Sacramento becomes first in state to establish 24-hour Quiet Zones at 28 railroad crossings

Saed Hasan
Senior Engineer
Department of Transportation
City of Sacramento, California

Through the efforts of the Mayor, City Council and the City's Department of Transportation working together with the Federal Railroad Administration (FRA), Sacramento residents are now enjoying the sound of silence.

On September 15, 2006, Sacramento became the first city in California to establish 24-hour Quiet Zones at 28 of the city's 42 Union Pacific crossings since a new federal rule took effect in 2005. A Quiet Zone means no trains are to blow their horns while passing through city streets except in an emergency.

"The relief I have felt since you silenced the North-South line is indescribable," according to a city resident who e-mailed the department shortly after the Quiet Zones were established.

The new Quiet Zones secured by Sacramento also apply to the eleven Regional Transit (RT) light rail train crossings sharing the Union Pacific tracks. Therefore, the noise generated by light rail will also be greatly reduced as a result of the City's effort.

The Department of Transportation promptly took action to secure round-the-clock Quiet Zones as soon as the FRA's Train Horn Rule took effect in June 2005. Under the rule, locomotive horns must be sounded while trains approach and enter public highway-rail grade crossings.
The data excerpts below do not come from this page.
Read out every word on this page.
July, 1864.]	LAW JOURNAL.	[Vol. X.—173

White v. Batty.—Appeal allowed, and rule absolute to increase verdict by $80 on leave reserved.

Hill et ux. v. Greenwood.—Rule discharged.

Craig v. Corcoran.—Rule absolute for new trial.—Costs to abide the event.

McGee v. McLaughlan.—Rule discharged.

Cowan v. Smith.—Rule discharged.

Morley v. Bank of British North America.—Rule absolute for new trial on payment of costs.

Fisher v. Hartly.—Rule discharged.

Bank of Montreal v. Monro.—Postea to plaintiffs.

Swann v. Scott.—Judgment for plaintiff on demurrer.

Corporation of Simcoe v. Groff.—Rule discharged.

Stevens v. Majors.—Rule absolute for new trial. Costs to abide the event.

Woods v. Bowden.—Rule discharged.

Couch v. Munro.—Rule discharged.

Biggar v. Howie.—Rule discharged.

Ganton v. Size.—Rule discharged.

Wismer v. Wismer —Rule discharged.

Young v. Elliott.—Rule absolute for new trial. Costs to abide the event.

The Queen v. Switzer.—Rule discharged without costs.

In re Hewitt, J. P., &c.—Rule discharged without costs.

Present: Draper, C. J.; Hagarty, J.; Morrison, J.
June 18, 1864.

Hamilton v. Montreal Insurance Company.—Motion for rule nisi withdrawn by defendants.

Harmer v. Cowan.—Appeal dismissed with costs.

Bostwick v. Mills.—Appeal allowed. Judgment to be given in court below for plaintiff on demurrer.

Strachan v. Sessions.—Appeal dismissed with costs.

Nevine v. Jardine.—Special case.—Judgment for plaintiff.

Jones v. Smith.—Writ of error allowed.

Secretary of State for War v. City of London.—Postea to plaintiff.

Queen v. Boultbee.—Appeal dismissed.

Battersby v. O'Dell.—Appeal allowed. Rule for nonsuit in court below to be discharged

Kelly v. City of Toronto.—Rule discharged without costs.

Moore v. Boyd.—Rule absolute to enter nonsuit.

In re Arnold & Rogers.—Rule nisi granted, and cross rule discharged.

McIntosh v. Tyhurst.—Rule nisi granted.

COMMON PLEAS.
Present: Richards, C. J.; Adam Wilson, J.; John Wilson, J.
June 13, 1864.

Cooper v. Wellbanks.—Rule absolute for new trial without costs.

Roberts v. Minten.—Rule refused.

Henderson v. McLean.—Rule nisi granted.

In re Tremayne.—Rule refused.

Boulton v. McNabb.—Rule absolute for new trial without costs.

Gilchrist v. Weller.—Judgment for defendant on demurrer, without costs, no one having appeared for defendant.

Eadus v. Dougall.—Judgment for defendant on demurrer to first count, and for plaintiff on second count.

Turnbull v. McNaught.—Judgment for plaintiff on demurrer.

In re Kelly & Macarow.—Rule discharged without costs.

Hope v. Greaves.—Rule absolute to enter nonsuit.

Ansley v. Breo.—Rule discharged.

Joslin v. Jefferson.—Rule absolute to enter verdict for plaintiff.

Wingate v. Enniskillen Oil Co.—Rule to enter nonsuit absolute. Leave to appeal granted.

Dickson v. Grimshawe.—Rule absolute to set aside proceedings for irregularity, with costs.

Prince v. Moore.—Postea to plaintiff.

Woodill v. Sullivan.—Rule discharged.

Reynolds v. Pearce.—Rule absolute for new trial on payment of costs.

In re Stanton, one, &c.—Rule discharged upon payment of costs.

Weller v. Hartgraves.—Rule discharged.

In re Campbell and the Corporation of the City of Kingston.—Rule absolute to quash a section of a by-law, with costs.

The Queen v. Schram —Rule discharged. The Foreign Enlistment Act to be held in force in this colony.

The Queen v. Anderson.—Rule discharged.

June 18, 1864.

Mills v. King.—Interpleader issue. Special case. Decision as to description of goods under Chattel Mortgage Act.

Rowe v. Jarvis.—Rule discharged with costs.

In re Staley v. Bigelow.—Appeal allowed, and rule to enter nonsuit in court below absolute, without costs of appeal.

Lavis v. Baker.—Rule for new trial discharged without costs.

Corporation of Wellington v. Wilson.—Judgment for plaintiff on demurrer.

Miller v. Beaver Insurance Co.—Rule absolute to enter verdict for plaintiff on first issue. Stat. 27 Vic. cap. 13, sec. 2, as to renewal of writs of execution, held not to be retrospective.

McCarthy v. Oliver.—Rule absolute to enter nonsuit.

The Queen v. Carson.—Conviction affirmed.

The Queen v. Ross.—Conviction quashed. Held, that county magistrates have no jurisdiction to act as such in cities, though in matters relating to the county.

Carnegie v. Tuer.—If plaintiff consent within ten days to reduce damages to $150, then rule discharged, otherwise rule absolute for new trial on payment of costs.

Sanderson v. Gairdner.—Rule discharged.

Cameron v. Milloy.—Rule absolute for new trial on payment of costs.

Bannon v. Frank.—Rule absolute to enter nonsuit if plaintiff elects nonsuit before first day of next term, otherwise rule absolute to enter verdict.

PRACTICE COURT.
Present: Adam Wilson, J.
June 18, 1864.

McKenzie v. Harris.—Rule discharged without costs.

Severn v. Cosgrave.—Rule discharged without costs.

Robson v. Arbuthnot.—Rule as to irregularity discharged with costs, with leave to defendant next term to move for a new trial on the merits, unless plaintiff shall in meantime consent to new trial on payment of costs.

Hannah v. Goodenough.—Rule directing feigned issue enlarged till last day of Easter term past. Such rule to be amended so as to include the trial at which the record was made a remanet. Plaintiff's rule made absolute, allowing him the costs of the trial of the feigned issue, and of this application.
Exceptions to the rule would be made at crossings where there is not a significant risk of loss of life or serious personal injury. Likewise, safety measures must fully compensate for the absence of the warning provided by the locomotive horn. In some instances, the local agency must fund and implement improvements at railroad crossings to qualify for a Quiet Zone.

The Quiet Zones prompted loud applause from the community and prompted calls from other cities wondering how we did it. We did it by working diligently to establish a prioritized list of crossings in 2005 and an accompanying funding plan.

The priority list took into consideration the relative impact of noise to residents. Basically, the more people living around a railroad crossing and the more trains passing though a crossing, the higher priority the crossing for a Quiet Zone. To rank the crossings, the City inventoried each crossing and assigned each crossing an order of magnitude relative to the cost of necessary improvements such as new crossing arms, new medians, signing and miscellaneous items. The initial 28 crossings required minimal, if any, improvements. Other crossings waiting their turn require more substantial investments.

With Council approval of $400,000 per year, the Department of Transportation is moving forward to establish Quiet Zones on the City's remaining 14 railroad crossings. The City is also working with the State of California to allocate funding to improve safety at one railroad crossing through the Grade Crossing Improvement Program. Within a few years, the City will have Quiet Zones throughout the whole city.

Creating Quiet Zones requires working early on with the FRA, Public Utilities Commission (PUC), and railroad companies and an understanding that safety is paramount—safety issues must be addressed or Quiet Zones will not be granted.

For now, a significant portion of the city is quiet. Advanced planning, prioritization, support from City Council and good relations with the railroad and FRA are the keys to crossing into the Quiet Zone.